Home > Other > Broken > Page 9
Broken Page 9

by Delia Steele


  It’s been 5 ½ months since Cams accident and the baby is on its way. Hardest part about this knowing Cam will miss the whole experience but Valeria is here and taping the whole thing, one day he will watch it I have to hope! And I have to do a good job so I can get back home to him. As bad as I want him to wake up I don’t want him to while I am gone. It would kill me for him to be scared with someone he doesn’t even know. This fucking pain is CRAZY like stepping on a jagged knife and ripping my toes off CRAZY but I just can’t bring myself to get the epidural my baby will be drug free and I will endure what it takes to ensure that! It’s the least I can do after all the drinking my first trimester. Maggie and Alex are here as well as Gus, Cam’s Mom Mary Ann, and of course Georgina. Just when I think I am going to pass out I hear it, the cry that sounds like an angel singing. A second later I see a beautiful baby sporting my bronzy skin tone with dark blonde hair(I am surprised Cams color won out over my dark mop) and when I lock eyes with my perfect little angel I am floored to see Cam looking back at me. This child is a spitting image of Cam all the way down to the emerald green eyes. And now that my child’s life isn’t effected by my feelings and actions I let my guard down and I cry for 5 months lost with the man I love more than life. I cry because for the first time in 5 months I see him in my child’s eyes and I realize how void I am without him. I cry for the beautiful life we created that he still doesn’t even know about. I cried because for the first time I have a blood relative alive again and this child will forever love me like I should love myself. UNCONDITIONALLY AND WITHOUT JUDGEMENT.

  After only 1 night at the hospital Baby Cruz and I are released with a clean bill of health. I had Gus come in the Hummer to get us I figure it’s the safest vehicle I own, however I wasn’t thinking about how I would get in. GESH The car ride home was a nightmare. I was a ball of nerves. Baby Cruz looked so sweet in the sock monkey car seat, my own little miracle. Just sleeping the whole way never even batting an eye. The house is the same of course it would be it’s only been a day. I let Gus and Valeria bring in Baby Cruz and the luggage. (I can’t tote the car seat yet) I go as fast as my legs will take me without hurting myself, still got a few stitches in my va-jay-jay ha! Through the door to Cam. He looks different. It’s only been a day yes but he is turned on his side and the curtains are still drawn to. I freak instantly. The hour it is he should not be turned towards the back wall he should be on his left side facing the window and the curtains should be open it’s beautiful. Oh when I see that nurse her ass is roasted, she is slacking with me being gone one dayum day seriously. LAZY BITCH. I go straight to his bed and start trying to get him turned he has a schedule and EVERYONE knows it just incase something happens and I am not home. We stick to it but with Val & Gus being with me the help got just too comfy. Gus sits down the car seat and comes to help me before I hurt myself and I let him. Now I have tears staining my cheeks because no one will ever love him the way I do. His mom is on her way for a few days but she doesn’t know how to take care of him like this. After I pull the curtains open I take baby Cruz over to meet Cam.

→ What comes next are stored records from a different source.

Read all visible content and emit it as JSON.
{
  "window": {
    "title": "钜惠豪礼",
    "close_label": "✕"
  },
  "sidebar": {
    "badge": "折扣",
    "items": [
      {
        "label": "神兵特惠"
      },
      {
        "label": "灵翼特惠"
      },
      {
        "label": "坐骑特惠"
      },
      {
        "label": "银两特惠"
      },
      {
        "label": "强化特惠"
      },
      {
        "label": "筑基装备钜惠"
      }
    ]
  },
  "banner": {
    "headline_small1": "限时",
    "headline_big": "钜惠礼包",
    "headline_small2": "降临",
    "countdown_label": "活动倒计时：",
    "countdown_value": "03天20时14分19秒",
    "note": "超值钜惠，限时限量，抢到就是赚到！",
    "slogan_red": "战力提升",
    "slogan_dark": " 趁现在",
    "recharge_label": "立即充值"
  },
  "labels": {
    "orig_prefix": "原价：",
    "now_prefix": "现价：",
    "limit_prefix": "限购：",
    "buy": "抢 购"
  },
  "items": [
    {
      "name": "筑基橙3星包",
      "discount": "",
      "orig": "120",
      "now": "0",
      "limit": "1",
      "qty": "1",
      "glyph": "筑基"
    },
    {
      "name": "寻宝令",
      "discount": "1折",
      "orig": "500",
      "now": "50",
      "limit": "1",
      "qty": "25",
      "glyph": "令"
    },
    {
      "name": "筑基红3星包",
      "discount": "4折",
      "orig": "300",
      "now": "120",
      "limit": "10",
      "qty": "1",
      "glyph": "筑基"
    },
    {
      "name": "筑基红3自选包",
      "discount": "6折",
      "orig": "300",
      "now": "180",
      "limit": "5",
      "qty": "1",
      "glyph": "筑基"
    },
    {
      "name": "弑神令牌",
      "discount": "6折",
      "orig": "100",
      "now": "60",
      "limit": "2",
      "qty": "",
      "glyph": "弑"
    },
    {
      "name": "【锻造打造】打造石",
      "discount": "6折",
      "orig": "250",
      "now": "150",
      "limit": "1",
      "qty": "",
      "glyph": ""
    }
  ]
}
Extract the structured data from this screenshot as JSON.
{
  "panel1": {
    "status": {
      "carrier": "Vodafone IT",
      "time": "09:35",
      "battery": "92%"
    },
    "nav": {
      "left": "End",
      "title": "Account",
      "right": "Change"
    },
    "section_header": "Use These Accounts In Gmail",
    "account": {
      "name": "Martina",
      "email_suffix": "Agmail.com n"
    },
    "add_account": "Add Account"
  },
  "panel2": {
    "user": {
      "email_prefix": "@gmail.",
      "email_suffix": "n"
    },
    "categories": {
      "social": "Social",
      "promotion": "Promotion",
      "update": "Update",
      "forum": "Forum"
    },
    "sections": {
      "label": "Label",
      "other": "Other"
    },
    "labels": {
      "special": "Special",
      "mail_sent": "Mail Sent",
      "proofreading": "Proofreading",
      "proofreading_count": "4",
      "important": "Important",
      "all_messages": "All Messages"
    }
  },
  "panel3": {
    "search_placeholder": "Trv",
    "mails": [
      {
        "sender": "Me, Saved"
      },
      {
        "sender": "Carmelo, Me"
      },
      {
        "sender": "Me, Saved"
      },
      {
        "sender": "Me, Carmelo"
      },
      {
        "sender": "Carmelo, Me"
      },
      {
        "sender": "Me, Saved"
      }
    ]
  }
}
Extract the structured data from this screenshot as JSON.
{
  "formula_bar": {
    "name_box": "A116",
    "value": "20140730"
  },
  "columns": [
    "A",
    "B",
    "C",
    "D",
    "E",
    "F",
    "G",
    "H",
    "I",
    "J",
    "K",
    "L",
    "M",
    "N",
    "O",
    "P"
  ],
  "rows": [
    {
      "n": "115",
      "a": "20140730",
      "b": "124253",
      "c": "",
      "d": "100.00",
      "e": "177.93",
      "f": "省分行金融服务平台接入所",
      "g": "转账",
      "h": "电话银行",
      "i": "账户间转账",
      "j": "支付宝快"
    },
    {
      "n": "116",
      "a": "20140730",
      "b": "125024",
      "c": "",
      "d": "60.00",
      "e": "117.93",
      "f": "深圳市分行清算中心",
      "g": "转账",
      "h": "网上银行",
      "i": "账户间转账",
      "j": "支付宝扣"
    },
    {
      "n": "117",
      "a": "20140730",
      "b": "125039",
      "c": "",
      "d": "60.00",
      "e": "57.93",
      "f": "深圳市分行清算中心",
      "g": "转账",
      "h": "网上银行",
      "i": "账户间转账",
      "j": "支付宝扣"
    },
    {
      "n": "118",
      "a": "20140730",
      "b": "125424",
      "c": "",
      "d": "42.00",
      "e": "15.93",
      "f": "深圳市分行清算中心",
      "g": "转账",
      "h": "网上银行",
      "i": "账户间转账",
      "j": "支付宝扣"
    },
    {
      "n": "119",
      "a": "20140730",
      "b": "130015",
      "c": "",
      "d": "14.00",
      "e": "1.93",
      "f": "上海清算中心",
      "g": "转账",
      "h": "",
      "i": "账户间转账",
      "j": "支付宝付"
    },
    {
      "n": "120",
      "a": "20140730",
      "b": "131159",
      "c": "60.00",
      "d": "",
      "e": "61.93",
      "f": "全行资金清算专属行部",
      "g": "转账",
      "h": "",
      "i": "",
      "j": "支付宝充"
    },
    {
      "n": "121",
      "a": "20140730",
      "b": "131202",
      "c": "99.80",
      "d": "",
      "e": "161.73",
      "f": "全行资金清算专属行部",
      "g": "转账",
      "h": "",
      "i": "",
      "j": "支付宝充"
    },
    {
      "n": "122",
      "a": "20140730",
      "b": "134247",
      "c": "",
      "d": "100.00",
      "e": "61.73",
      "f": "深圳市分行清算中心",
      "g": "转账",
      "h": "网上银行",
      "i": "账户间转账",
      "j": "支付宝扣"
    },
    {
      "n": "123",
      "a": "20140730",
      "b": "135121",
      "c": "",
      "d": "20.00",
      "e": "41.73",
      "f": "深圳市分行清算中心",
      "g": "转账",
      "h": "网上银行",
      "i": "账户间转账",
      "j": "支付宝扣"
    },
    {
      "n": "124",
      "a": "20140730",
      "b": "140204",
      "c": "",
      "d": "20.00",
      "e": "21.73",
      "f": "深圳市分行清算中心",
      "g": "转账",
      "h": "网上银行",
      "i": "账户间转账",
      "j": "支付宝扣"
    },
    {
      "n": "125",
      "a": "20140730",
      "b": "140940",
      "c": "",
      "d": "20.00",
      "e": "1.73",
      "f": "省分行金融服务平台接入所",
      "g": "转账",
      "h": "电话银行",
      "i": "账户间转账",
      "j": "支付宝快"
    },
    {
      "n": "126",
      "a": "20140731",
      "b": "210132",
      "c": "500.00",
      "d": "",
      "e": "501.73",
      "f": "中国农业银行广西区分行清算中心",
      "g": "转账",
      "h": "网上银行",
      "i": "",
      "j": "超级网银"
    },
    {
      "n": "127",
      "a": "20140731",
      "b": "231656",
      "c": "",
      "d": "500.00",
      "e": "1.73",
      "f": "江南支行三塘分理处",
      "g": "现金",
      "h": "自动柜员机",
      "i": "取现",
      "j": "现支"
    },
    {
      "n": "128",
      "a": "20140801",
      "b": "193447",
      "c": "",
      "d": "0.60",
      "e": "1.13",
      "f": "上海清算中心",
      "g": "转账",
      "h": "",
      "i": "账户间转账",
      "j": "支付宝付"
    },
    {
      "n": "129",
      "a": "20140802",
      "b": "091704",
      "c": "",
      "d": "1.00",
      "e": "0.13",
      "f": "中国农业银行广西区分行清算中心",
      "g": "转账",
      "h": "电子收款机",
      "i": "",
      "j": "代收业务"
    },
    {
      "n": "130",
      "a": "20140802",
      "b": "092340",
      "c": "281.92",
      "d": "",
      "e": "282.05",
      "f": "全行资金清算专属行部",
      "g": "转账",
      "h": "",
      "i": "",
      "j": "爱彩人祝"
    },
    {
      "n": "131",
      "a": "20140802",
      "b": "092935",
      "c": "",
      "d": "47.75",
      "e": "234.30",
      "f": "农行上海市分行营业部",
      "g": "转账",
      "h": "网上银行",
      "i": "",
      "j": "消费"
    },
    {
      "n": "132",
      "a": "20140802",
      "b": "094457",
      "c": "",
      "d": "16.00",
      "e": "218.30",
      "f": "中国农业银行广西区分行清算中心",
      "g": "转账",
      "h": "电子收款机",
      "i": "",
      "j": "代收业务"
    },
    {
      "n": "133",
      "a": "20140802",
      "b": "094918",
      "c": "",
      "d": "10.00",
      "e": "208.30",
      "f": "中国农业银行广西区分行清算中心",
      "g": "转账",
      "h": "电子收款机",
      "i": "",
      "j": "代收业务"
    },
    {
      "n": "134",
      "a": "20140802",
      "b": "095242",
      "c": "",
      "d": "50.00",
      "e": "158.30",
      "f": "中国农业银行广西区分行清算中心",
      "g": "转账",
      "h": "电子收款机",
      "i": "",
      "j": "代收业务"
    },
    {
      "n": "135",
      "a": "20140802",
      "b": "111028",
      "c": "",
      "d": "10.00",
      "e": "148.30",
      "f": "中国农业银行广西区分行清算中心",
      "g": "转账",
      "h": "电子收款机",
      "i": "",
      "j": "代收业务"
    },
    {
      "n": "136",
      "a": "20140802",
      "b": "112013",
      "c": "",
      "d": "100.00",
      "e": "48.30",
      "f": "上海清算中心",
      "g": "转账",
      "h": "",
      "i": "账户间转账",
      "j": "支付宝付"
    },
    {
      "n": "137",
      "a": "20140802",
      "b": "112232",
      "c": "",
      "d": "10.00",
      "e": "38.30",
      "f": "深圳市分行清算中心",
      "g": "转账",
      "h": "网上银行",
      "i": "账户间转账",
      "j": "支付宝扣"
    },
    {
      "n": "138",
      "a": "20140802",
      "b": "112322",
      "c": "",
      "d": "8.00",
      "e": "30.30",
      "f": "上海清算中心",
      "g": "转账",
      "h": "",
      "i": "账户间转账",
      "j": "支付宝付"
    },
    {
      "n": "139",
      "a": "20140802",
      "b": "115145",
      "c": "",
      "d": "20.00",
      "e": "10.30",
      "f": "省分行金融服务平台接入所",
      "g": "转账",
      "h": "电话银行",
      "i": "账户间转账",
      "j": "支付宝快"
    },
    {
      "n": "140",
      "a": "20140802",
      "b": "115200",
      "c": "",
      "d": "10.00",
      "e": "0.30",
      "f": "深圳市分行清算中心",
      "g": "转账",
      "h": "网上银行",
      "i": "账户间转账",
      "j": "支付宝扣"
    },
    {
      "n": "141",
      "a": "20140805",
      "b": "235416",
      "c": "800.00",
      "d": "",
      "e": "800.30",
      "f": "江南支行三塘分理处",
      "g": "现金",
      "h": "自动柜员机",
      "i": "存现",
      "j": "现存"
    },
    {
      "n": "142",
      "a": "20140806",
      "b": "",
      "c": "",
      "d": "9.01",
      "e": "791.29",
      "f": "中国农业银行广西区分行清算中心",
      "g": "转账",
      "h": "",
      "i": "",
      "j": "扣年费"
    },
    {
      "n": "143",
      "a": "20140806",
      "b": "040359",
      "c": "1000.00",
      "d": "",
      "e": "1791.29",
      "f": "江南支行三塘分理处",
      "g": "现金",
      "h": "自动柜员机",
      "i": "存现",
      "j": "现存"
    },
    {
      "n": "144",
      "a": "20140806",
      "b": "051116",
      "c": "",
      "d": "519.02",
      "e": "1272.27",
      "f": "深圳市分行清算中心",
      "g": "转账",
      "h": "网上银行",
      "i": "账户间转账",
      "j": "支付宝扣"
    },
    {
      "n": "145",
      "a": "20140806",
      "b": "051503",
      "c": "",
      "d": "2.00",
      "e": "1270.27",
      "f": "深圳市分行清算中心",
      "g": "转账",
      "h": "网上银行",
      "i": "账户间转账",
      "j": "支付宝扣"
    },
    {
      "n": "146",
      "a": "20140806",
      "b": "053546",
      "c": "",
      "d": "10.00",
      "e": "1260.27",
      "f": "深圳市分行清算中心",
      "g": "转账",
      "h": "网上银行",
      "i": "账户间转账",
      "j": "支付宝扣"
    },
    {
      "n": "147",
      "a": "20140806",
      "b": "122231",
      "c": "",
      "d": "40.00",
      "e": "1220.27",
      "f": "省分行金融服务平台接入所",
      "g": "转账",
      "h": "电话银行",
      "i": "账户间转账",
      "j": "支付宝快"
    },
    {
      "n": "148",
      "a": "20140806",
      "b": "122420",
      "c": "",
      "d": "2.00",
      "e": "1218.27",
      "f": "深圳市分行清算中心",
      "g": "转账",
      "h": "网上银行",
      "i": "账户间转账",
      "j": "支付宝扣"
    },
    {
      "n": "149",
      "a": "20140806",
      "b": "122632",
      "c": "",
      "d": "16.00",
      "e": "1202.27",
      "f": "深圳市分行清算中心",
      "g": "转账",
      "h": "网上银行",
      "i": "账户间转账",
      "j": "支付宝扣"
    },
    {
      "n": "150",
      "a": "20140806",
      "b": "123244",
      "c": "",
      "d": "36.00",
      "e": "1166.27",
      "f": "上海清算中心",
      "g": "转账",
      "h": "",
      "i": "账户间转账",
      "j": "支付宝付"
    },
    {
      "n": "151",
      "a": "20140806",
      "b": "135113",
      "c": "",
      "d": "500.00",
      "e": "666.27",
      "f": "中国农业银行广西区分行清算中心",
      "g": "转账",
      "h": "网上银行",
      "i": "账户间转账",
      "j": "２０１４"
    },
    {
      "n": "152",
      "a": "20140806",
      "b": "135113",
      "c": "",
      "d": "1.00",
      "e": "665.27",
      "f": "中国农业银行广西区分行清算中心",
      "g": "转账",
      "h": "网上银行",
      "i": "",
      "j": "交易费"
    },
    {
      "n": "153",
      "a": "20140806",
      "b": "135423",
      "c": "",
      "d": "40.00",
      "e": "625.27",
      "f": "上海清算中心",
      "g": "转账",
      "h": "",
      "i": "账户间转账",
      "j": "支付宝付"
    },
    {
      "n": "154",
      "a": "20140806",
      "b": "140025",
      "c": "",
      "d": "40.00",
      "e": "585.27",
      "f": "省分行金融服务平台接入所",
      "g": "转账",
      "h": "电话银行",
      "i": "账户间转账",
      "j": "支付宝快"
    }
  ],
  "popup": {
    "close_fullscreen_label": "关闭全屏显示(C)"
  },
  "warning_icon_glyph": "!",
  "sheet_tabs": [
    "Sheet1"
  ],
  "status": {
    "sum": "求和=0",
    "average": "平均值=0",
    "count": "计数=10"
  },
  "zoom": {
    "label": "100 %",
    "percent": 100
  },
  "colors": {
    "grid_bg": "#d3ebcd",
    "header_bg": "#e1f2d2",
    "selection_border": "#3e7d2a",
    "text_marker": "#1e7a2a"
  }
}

  Cam has on a simple grey t-shirt and is on his side now the right way. I can’t help but lay the baby in his arm on the bed and pull it over. All while secretly praying it would be what woke him up! But no of course not, another prayer unanswered today. They look like they are sleeping together. CLICK I hear the camera, looking over and Valeria has captured their first meeting. Little did I know that would be the first of many of which I would turn into the photographer of.

  Chapter 23

  Baby Cruz is now 3 months old and Cam still sleeps. I have hired a physical therapist to come to my home daily because with the baby I just can’t work with Cam like I did, so I picked a highly qualified therapist to work his muscles and the new nurse he has now keeps him turned and iv’s checked. However I stay in this huge room with him always. Baby Cruz right along with us. I sit in my chair closest to the big window where I can see Cam, the sun, the water, Baby Cruz can play on a blanket with toys, and I can even make out our favorite grassy patch as it slowly has grown back to full plush with lack of us using it. I work from home in this chair on my laptop and using facetime. I do everything from this room except bathe. We never leave him. I can’t. Valeria has free reign over the entire house but with us in this room it stays fairly clean. Baby Cruz has never even lay in the crib in the nursery but always in the pack n play here. Today is beautiful and I want to go outside. But I won’t leave Cam. So I had Gus open the French doors leading out and had them roll the smaller transition bed over to Cam. With it in a slightly elevated position I had them move him over and Gus rolls him out right beside the egg shaped hanging swing. Which is where I sit holding my little angel, I don’t even know how long I stay there but it’s not long enough before the sun starts to go down and we just have to roll back inside. That’s as far as my adventures go now day’s online shopping, work, caretaker of my two loves, and sitting.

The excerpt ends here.